To convey the bare bones of his argument more concisely than he has done is not easy. He begins with a brief account of the history and purpose of universities since the Middle Ages. He knows they have always been important and accepts that they have been responsive to social need. But their greatest contribution has always been the education of the mind - that is, the cultivation of understanding, not the providing of technical skills for the workforce, or the accumulation, conservation and dissemination of knowledge for its own sake (valuable though both these contributions are). It is not what is available to be known that matters, but the ability to determine whether or not it is important to know it; whether knowing something leads to greater comprehension or not; whether the world is enriched as a consequence or not. In teaching and research, therefore, Graham sides firmly with Newman: university education is not about accomplishments but the development of the critical faculty that allows the student "to see things as they are, to go right to the point, to detect what is sophistical, and to discard what is irrelevant. It prepares him to fill any post with credit, and to master any subject with facility."
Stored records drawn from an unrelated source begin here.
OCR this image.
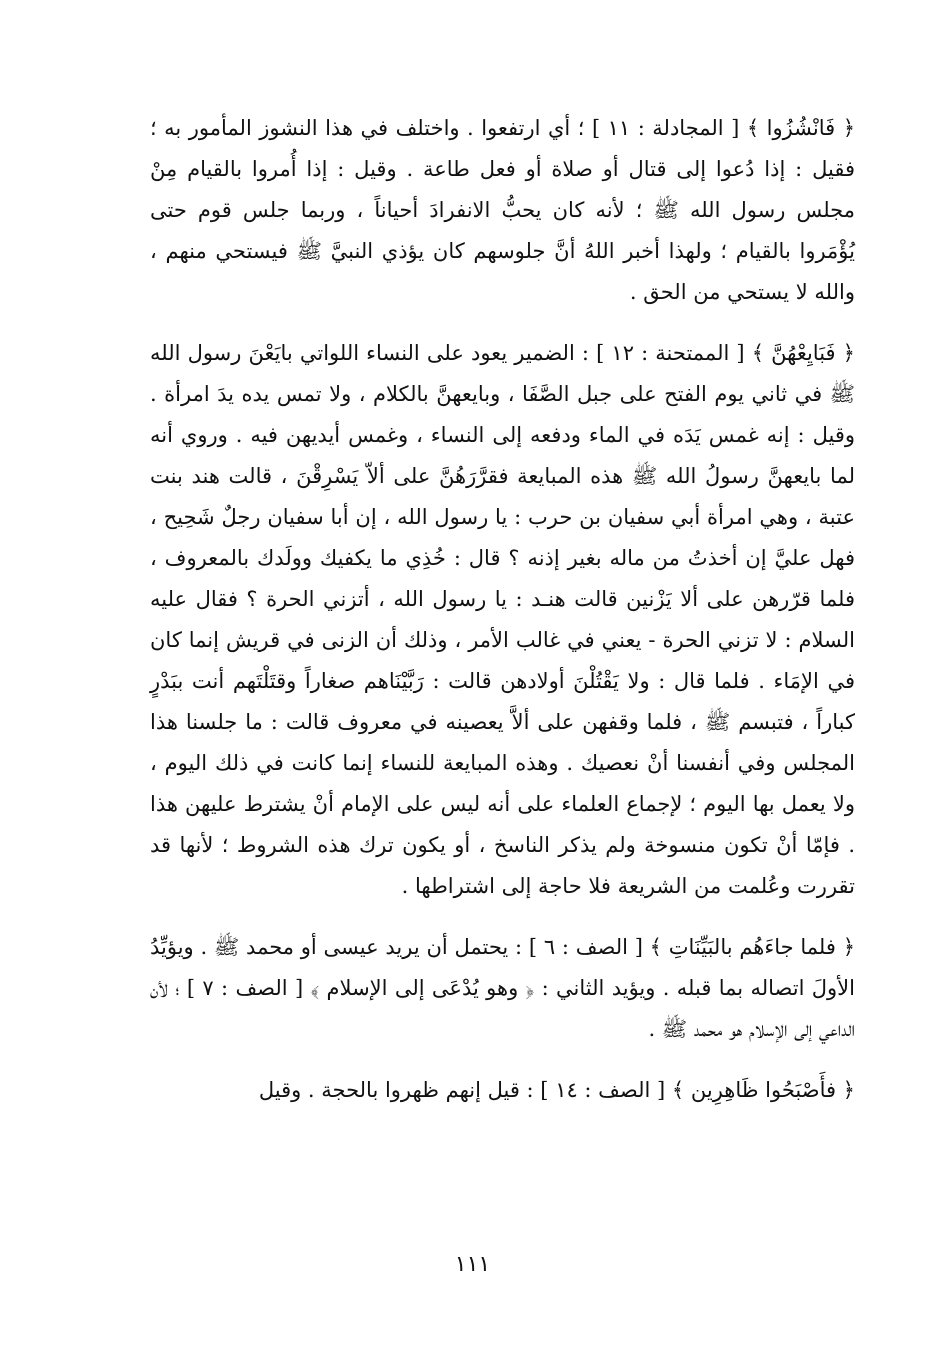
﴿ فَانْشُزُوا ﴾ [ المجادلة : ١١ ] ؛ أي ارتفعوا . واختلف في هذا النشوز المأمور به ؛ فقيل : إذا دُعوا إلى قتال أو صلاة أو فعل طاعة . وقيل : إذا أُمروا بالقيام مِنْ مجلس رسول الله ﷺ ؛ لأنه كان يحبُّ الانفرادَ أحياناً ، وربما جلس قوم حتى يُؤْمَروا بالقيام ؛ ولهذا أخبر اللهُ أنَّ جلوسهم كان يؤذي النبيَّ ﷺ فيستحي منهم ، والله لا يستحي من الحق .

﴿ فَبَايِعْهُنَّ ﴾ [ الممتحنة : ١٢ ] : الضمير يعود على النساء اللواتي بايَعْنَ رسول الله ﷺ في ثاني يوم الفتح على جبل الصَّفَا ، وبايعهنَّ بالكلام ، ولا تمس يده يدَ امرأة . وقيل : إنه غمس يَدَه في الماء ودفعه إلى النساء ، وغمس أيديهن فيه . وروي أنه لما بايعهنَّ رسولُ الله ﷺ هذه المبايعة فقرَّرَهُنَّ على ألاّ يَسْرِقْنَ ، قالت هند بنت عتبة ، وهي امرأة أبي سفيان بن حرب : يا رسول الله ، إن أبا سفيان رجلٌ شَحِيح ، فهل عليَّ إن أخذتُ من ماله بغير إذنه ؟ قال : خُذِي ما يكفيك وولَدك بالمعروف ، فلما قرّرهن على ألا يَزْنين قالت هنـد : يا رسول الله ، أتزني الحرة ؟ فقال عليه السلام : لا تزني الحرة - يعني في غالب الأمر ، وذلك أن الزنى في قريش إنما كان في الإمَاء . فلما قال : ولا يَقْتُلْنَ أولادهن قالت : رَبَّيْنَاهم صغاراً وقتَلْتَهم أنت ببَدْرٍ كباراً ، فتبسم ﷺ ، فلما وقفهن على ألاَّ يعصينه في معروف قالت : ما جلسنا هذا المجلس وفي أنفسنا أنْ نعصيك . وهذه المبايعة للنساء إنما كانت في ذلك اليوم ، ولا يعمل بها اليوم ؛ لإجماع العلماء على أنه ليس على الإمام أنْ يشترط عليهن هذا . فإمّا أنْ تكون منسوخة ولم يذكر الناسخ ، أو يكون ترك هذه الشروط ؛ لأنها قد تقررت وعُلمت من الشريعة فلا حاجة إلى اشتراطها .

﴿ فلما جاءَهُم بالبَيِّنَاتِ ﴾ [ الصف : ٦ ] : يحتمل أن يريد عيسى أو محمد ﷺ . ويؤيِّدُ الأولَ اتصاله بما قبله . ويؤيد الثاني : ﴿ وهو يُدْعَى إلى الإسلام ﴾ [ الصف : ٧ ] ؛ لأن الداعي إلى الإسلام هو محمد ﷺ .

﴿ فأَصْبَحُوا ظَاهِرِين ﴾ [ الصف : ١٤ ] : قيل إنهم ظهروا بالحجة . وقيل

١١١
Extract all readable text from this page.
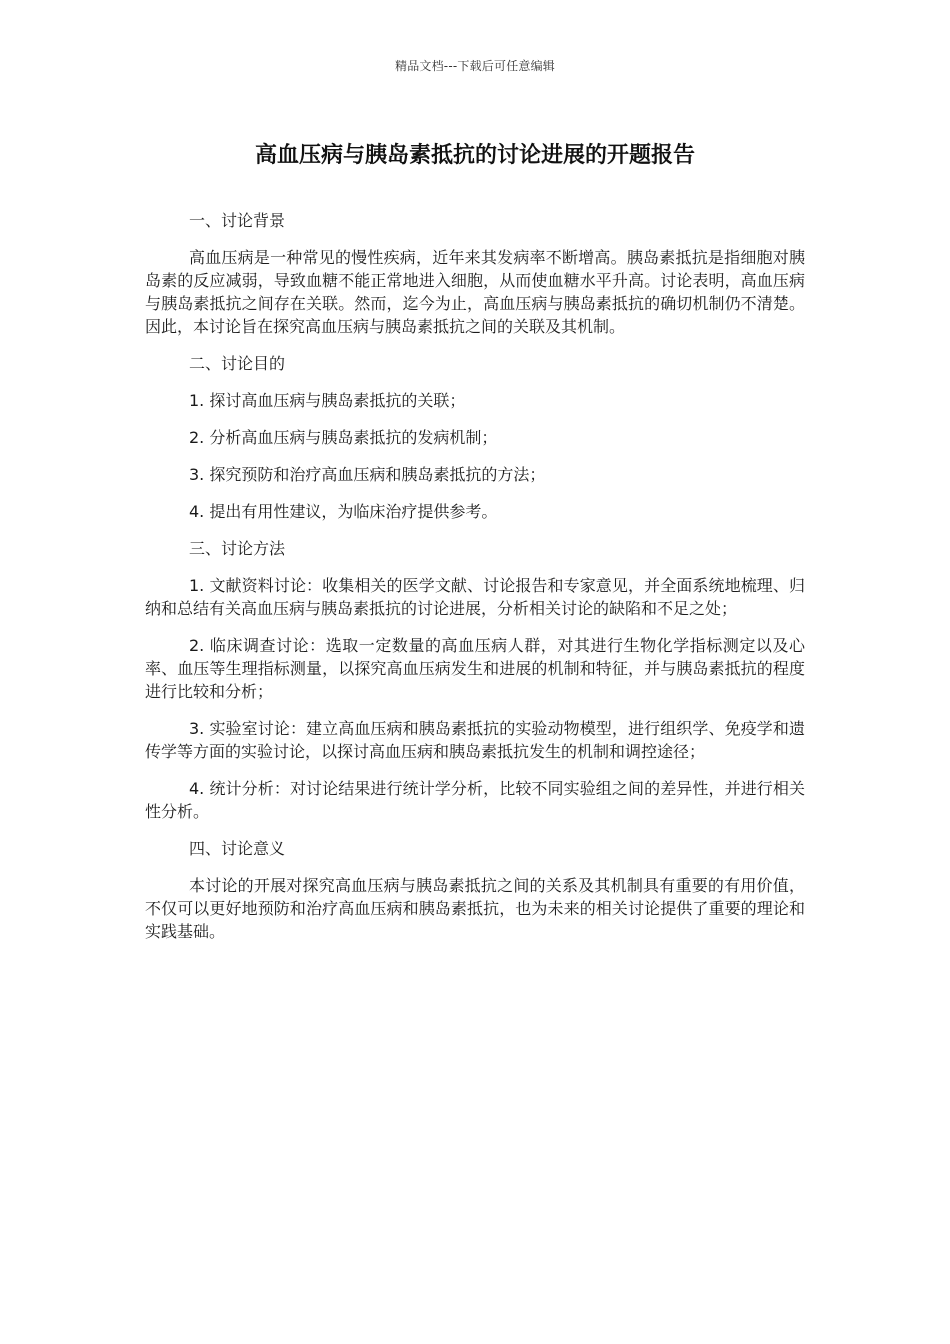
精品文档---下载后可任意编辑
高血压病与胰岛素抵抗的讨论进展的开题报告

一、讨论背景

高血压病是一种常见的慢性疾病，近年来其发病率不断增高。胰岛素抵抗是指细胞对胰岛素的反应减弱，导致血糖不能正常地进入细胞，从而使血糖水平升高。讨论表明，高血压病与胰岛素抵抗之间存在关联。然而，迄今为止，高血压病与胰岛素抵抗的确切机制仍不清楚。因此，本讨论旨在探究高血压病与胰岛素抵抗之间的关联及其机制。

二、讨论目的

1. 探讨高血压病与胰岛素抵抗的关联；

2. 分析高血压病与胰岛素抵抗的发病机制；

3. 探究预防和治疗高血压病和胰岛素抵抗的方法；

4. 提出有用性建议，为临床治疗提供参考。

三、讨论方法

1. 文献资料讨论：收集相关的医学文献、讨论报告和专家意见，并全面系统地梳理、归纳和总结有关高血压病与胰岛素抵抗的讨论进展，分析相关讨论的缺陷和不足之处；

2. 临床调查讨论：选取一定数量的高血压病人群，对其进行生物化学指标测定以及心率、血压等生理指标测量，以探究高血压病发生和进展的机制和特征，并与胰岛素抵抗的程度进行比较和分析；

3. 实验室讨论：建立高血压病和胰岛素抵抗的实验动物模型，进行组织学、免疫学和遗传学等方面的实验讨论，以探讨高血压病和胰岛素抵抗发生的机制和调控途径；

4. 统计分析：对讨论结果进行统计学分析，比较不同实验组之间的差异性，并进行相关性分析。

四、讨论意义

本讨论的开展对探究高血压病与胰岛素抵抗之间的关系及其机制具有重要的有用价值，不仅可以更好地预防和治疗高血压病和胰岛素抵抗，也为未来的相关讨论提供了重要的理论和实践基础。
It follows from this that not everyone can benefit from such a training, for it requires the possession of certain intellectual skills and a willingness to develop them in a disciplined way. Graham does not for one moment believe that the clock can be turned back to the social exclusivity of the 1940s, or that universities should not be accountable to society.
But he does argue powerfully that higher education should be handled in a more sophisticated way. His key recommendation is that there should be some institutions where "the pursuit of truth and understanding are given special protection, not to the exclusion of useful or socially relevant subject, but not principally in their service either". And these, he argues, will need to be controlled by scholars, and their independence buttressed by more and diversified funding than is the case at present.
Along the way, Graham lays the foundation for a series of positive arguments about universities and their true value. His book succeeds in recovering the idea of a university, and does so in a compelling and lucid way. It deserves a very wide readership and will surely stand as a point of reference for years to come.
Gordon Johnson is president of Wolfson College, Cambridge.